Am I Right that with Dirichlet b.c. all solutions are exponentially decaying in $L_2$-Norm (and that this corresponds to a spectrum in the left half-plane) while with the other two boundary conditions solutions are not decaying in the L2- norm (and we have the spectrum in the right half plane)?
 A: The spectrum is determined by the $x$ equation and associated endpoint conditions after performing separation of variables. The equation in $X$ is
$$
               -X''(x)=\lambda X(x)
$$
and there are two general types of conditions:


*

*Separated Conditions, which as described as a two-parameter family in real $\alpha,\beta$:
$$
         \cos\alpha X(a) + \sin\alpha X'(a) = 0 \\
         \cos\beta X(b) + \sin\beta X'(b) = 0.
$$
These include the Dirichlet conditions ($\alpha=\beta=0$) and the Neumann ($\alpha=\beta=\pi/2$) and the more general Robin types of conditions.

*Periodic Conditions
$$
           X(a) = X(b),\;\; X'(a) = X'(b).
$$
There are other variants, but the above is the only practical one.

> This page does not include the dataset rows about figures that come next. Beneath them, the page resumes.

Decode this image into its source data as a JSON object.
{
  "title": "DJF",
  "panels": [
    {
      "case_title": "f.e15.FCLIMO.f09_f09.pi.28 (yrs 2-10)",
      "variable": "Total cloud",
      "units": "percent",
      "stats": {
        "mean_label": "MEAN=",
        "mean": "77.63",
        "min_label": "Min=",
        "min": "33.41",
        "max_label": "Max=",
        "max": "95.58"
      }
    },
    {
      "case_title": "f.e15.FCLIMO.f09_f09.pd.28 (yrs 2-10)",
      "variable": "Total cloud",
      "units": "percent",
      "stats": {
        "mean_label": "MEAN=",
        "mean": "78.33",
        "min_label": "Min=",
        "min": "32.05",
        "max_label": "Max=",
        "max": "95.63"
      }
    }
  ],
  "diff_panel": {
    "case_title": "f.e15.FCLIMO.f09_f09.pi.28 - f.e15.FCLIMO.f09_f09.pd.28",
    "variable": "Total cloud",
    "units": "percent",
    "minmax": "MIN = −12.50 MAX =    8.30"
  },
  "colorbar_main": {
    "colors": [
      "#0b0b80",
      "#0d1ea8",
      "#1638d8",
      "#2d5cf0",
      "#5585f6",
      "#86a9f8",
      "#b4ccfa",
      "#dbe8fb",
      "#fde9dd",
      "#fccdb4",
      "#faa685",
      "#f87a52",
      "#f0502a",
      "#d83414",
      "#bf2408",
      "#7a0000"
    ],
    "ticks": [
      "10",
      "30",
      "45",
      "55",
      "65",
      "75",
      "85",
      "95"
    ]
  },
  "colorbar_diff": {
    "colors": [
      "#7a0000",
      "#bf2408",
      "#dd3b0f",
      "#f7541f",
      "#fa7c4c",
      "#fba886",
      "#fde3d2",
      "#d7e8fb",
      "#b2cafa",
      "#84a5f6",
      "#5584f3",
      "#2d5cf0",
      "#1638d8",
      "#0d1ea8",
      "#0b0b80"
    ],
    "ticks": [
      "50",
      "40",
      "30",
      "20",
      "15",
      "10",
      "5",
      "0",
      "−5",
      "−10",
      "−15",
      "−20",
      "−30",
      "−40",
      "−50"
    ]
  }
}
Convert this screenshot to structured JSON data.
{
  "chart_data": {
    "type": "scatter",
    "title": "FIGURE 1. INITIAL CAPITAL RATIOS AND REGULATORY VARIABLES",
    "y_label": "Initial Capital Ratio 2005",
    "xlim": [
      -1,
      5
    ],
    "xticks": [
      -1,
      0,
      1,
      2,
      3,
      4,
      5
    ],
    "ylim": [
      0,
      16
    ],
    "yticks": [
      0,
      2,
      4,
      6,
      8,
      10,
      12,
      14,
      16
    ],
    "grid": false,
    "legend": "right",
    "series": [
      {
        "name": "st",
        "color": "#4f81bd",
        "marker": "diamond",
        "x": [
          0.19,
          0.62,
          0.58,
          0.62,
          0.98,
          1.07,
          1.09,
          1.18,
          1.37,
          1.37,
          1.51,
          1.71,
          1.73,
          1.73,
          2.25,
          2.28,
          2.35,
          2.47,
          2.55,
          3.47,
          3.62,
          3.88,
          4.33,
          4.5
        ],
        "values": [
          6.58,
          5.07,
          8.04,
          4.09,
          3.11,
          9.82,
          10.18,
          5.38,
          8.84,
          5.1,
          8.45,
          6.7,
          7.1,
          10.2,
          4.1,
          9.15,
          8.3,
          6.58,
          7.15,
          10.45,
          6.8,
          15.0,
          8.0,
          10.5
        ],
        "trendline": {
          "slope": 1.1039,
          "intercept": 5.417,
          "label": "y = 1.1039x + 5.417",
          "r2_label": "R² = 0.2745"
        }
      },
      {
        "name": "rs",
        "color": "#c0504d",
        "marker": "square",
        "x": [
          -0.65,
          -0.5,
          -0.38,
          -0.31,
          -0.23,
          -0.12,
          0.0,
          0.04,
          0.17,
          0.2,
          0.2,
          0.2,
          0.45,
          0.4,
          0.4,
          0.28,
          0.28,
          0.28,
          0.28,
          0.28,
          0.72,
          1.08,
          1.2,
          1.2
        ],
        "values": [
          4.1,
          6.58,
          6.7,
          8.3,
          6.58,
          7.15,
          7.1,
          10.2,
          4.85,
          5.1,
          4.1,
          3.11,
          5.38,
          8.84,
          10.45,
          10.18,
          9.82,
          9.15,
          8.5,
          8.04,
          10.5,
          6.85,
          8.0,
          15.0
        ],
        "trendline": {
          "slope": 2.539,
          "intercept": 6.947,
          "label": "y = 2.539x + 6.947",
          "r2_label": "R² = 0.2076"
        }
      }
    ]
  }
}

In all cases there are discrete eigenvalues $\lambda_0 < \lambda_1 < \lambda_2 < \cdots$ which tend to $\infty$ with the index $n$, and the PDE has solution
$$
                u(t,x)=\sum_{n=0}^{\infty}C_n e^{-\lambda_n t}X_n(x)
$$
The constants $C_n$ are determined by the initial condition $u(0,x)=\sum_{n=0}^{\infty}C_nX_n(x)$.
You don't generally get decay in the periodic case because $\lambda_0=0$ is an eigenvalue with constant solution $X(x)\equiv 1$, and that term in the series solution remains stationary throughout time. The Dirichlet condtions $X(a)=X(b)=0$ give strictly positive eigenvalues $\lambda_n$ and, so, you do get exponential decay in the $L^2$ norm and pointwise as well. The Neumann problem $X'(a)=X'(b)=0$ also has a constant solution with $0$ eigenvalue.
For general separated conditions, there can be negative eigenvalues, which gives you an unstable, expanding solution. For example, $e^{x}$ is a solution of $-X''=-1\cdot X(x)$ and satisfies the conditions
$$
                   X(0)-X'(0) = 0,\;\; X(1)-X'(1)=0.
$$
So the heat equation with these conditions has a solution $X(x)=Ce^{t+x}$, which definitely is not stable in time. There can be two negative eigenvalues, depending on the robin conditions imposed.